The path of an ant

After 4 long months of quarantine, which was mandated for all 9 million or so common citizens of Ho Chi Minh City, Vietnam, and which didn’t even make a hint of an impression on the coronavirus situation—after the lockdown was before the lockdown, and after another month of regular lockdown, I was finally enjoying a good cup of coffee in my favourite coffee shop again.

And as I was reading the News of my own country, Austria, where they obviously didn’t read the News about the nil efficacy of lockdowns, I observed a tiny little ant walking all over my MacBook.

„Hey there little explorer”, I subvocalised. As I leaned back to observe the ant roaming about I observed it walking fairly quickly and erratically. But then I also saw how well it bent its little body to each side, and how it twisted and lifted and lowered its antennas, and how it looked around, stopped and started, back-traced even, compared its position to its scouted-out landmarks. I had the impression that its – at a first glance – rather erratic looking path is actually a quite well considered one.

I recalled a quote from Derek Jarman’s movie Wittgenstein, „If a lion could speak, we would not be able to understand what he said. I can’t understand the lion’s language, because I don’t know what his world is like. How can I know the world a lion inhabits?”

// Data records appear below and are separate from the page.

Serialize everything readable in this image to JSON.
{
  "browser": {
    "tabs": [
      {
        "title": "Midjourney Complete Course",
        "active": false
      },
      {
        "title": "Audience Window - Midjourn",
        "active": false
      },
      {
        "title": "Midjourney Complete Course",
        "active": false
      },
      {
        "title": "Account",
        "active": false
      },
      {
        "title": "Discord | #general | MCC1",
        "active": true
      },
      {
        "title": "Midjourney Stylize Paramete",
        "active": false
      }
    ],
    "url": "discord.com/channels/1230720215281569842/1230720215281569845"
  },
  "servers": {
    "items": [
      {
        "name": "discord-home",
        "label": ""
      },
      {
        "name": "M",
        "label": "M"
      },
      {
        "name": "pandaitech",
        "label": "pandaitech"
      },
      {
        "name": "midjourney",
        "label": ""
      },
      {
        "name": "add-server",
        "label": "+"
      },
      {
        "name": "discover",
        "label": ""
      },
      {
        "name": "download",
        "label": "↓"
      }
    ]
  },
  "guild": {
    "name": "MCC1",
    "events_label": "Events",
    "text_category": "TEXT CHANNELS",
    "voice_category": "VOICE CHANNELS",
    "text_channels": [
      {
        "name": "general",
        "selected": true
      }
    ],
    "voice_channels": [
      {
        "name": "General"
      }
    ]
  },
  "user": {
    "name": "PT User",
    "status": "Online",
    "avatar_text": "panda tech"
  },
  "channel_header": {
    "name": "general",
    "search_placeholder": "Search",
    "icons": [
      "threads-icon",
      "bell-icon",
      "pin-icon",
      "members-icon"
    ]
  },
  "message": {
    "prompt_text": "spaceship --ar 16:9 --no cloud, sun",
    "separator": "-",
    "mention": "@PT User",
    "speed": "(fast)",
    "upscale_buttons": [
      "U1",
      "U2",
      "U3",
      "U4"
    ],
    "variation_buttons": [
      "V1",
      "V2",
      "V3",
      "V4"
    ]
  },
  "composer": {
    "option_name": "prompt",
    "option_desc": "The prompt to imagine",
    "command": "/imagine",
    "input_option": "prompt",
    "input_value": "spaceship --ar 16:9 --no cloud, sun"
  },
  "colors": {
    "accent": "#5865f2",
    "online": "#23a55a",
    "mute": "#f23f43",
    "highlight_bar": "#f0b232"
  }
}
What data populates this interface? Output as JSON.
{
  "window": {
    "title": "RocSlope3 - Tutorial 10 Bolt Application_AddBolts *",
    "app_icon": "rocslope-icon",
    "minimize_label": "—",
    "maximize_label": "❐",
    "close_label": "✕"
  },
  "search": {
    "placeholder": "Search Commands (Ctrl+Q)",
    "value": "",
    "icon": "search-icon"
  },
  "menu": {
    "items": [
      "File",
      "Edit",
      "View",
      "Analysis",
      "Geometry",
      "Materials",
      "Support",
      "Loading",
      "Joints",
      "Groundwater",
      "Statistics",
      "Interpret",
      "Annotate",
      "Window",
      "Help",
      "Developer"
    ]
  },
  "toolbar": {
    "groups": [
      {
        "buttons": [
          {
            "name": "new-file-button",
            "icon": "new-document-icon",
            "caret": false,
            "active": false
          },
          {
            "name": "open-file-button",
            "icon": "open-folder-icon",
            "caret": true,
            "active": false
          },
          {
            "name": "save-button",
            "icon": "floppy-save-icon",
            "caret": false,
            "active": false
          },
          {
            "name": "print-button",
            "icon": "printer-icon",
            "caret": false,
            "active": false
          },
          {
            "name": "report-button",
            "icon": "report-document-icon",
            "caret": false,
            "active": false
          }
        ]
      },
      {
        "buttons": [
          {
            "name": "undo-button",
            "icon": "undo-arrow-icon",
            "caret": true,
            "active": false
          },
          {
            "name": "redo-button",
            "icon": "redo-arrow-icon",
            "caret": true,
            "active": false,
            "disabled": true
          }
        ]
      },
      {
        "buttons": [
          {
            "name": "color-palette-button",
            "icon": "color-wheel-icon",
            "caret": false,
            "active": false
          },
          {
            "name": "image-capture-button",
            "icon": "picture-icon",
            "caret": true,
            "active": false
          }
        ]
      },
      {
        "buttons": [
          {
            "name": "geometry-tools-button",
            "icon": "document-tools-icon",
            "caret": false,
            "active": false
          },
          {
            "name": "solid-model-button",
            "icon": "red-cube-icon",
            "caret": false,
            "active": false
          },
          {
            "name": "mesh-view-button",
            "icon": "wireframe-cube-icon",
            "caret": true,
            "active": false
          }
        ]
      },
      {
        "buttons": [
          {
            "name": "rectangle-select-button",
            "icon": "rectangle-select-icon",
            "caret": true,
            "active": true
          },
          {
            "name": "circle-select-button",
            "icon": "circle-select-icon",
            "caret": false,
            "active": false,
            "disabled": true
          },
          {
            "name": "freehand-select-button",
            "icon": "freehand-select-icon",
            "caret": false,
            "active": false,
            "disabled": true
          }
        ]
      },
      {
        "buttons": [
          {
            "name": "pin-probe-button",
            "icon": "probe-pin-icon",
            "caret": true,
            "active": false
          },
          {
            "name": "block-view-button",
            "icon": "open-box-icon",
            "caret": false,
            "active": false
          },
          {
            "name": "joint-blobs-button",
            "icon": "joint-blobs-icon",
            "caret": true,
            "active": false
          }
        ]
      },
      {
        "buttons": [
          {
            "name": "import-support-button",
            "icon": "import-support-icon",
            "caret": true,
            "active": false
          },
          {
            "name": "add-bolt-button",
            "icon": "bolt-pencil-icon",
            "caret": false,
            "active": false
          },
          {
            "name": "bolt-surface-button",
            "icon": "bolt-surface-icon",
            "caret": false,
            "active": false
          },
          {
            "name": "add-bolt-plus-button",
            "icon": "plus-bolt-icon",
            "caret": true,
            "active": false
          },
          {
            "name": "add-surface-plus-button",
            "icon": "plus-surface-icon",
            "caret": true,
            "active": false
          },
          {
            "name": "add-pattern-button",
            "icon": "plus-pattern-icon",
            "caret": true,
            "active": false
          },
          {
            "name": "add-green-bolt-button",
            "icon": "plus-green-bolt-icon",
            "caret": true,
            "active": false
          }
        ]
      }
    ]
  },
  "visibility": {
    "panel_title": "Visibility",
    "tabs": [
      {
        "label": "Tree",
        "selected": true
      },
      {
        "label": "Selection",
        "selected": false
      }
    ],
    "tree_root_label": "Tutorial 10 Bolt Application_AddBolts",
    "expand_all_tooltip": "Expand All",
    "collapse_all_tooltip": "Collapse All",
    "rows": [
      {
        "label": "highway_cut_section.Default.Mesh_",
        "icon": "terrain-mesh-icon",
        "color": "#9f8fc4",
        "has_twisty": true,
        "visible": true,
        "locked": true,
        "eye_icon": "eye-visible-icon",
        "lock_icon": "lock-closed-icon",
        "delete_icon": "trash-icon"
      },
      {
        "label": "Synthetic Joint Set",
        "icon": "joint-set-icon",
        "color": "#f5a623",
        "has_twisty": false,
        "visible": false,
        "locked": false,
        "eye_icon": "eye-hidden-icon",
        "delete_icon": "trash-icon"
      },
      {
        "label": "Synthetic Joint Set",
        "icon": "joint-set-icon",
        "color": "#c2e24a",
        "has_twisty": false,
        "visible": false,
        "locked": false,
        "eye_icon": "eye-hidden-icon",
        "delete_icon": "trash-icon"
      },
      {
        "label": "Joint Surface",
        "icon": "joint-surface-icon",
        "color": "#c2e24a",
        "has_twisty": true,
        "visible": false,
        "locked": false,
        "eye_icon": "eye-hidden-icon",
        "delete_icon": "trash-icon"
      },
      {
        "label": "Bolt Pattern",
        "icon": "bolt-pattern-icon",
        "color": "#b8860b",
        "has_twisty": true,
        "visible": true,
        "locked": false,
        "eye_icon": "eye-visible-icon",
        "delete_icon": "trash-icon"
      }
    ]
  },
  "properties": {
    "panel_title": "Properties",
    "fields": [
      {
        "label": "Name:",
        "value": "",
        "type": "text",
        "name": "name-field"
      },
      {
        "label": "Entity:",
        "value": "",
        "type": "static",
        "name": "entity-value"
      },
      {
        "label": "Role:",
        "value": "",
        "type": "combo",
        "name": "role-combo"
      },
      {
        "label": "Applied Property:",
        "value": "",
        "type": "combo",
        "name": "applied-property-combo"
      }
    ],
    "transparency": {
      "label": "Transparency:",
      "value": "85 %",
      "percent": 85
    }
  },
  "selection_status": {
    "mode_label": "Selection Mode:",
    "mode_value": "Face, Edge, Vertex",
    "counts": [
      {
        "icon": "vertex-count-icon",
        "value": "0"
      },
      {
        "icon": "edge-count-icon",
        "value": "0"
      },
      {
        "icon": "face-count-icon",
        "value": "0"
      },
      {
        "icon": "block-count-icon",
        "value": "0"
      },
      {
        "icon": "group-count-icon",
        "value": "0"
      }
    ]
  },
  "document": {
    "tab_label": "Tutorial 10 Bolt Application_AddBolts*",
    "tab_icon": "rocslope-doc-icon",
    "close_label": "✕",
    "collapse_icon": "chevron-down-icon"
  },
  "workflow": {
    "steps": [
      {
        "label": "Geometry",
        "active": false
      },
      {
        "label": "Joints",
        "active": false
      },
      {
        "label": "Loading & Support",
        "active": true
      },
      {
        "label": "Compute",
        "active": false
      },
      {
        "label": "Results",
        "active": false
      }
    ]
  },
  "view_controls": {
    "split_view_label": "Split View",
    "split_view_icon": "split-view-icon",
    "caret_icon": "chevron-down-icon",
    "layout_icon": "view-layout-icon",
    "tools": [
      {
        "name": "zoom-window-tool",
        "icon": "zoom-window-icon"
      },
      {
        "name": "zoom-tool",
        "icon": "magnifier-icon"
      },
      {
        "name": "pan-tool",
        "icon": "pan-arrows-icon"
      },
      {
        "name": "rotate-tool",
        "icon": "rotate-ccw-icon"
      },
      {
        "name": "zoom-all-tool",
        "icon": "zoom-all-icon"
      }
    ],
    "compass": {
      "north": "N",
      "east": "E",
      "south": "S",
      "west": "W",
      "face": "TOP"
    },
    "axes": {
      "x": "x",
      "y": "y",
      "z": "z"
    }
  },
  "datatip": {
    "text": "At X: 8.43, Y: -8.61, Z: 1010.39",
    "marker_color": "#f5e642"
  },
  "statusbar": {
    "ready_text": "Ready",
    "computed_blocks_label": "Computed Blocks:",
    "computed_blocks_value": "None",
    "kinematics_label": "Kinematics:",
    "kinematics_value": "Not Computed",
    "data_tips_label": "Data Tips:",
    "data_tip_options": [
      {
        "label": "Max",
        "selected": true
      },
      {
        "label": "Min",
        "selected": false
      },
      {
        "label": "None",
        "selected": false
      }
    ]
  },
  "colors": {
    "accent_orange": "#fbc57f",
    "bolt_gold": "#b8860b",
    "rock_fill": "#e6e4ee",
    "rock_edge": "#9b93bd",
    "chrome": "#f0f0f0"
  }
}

When ants walk alone, they run in adventurous looking meanders, I imagine the shapes of natural rivers and creeks… very distinct from how they walk when they walk in groups of thousands… which appears to be more straight, more stressed, and less playful in comparison… even though there’s always the occasional break-away ant, meandering out and away from the busy ant highway.

Since years I was wondering how a single ant’s path would look like. And while I watched the little explorer, I realised that this was my chance to find out. I pulled out my iPhone, waited patiently for Ant vs. Wild to cross over my MacBook one more time, and recorded a little video. Then I tried to trace the ant’s path on my iPhone for an hour or so, in which I failed miserably. Improvise, Adapt, Overcome. Finally I succeeded on my MacBook with Apple Compressor (export OpenEXR Image Sequence with 10 fps) and Pixelmator Pro (import into layers with Opacity on „Darken”).

So finally, I got my answer.

I failed to hold my iPhone completely steady during the recording, that’s why you see multiple layers of my MacBook’s outlines on this image, a composition of 163 images. Also, the ant appeared to walk on tip-toes while she was on the slightly indented trackpad. Either she was just amusing herself, or walked in a sort of environment-aware, sea-level preserving fashion. Who can possibly know what an ant thinks while repeatedly roaming over a MacBook in a coffee shop?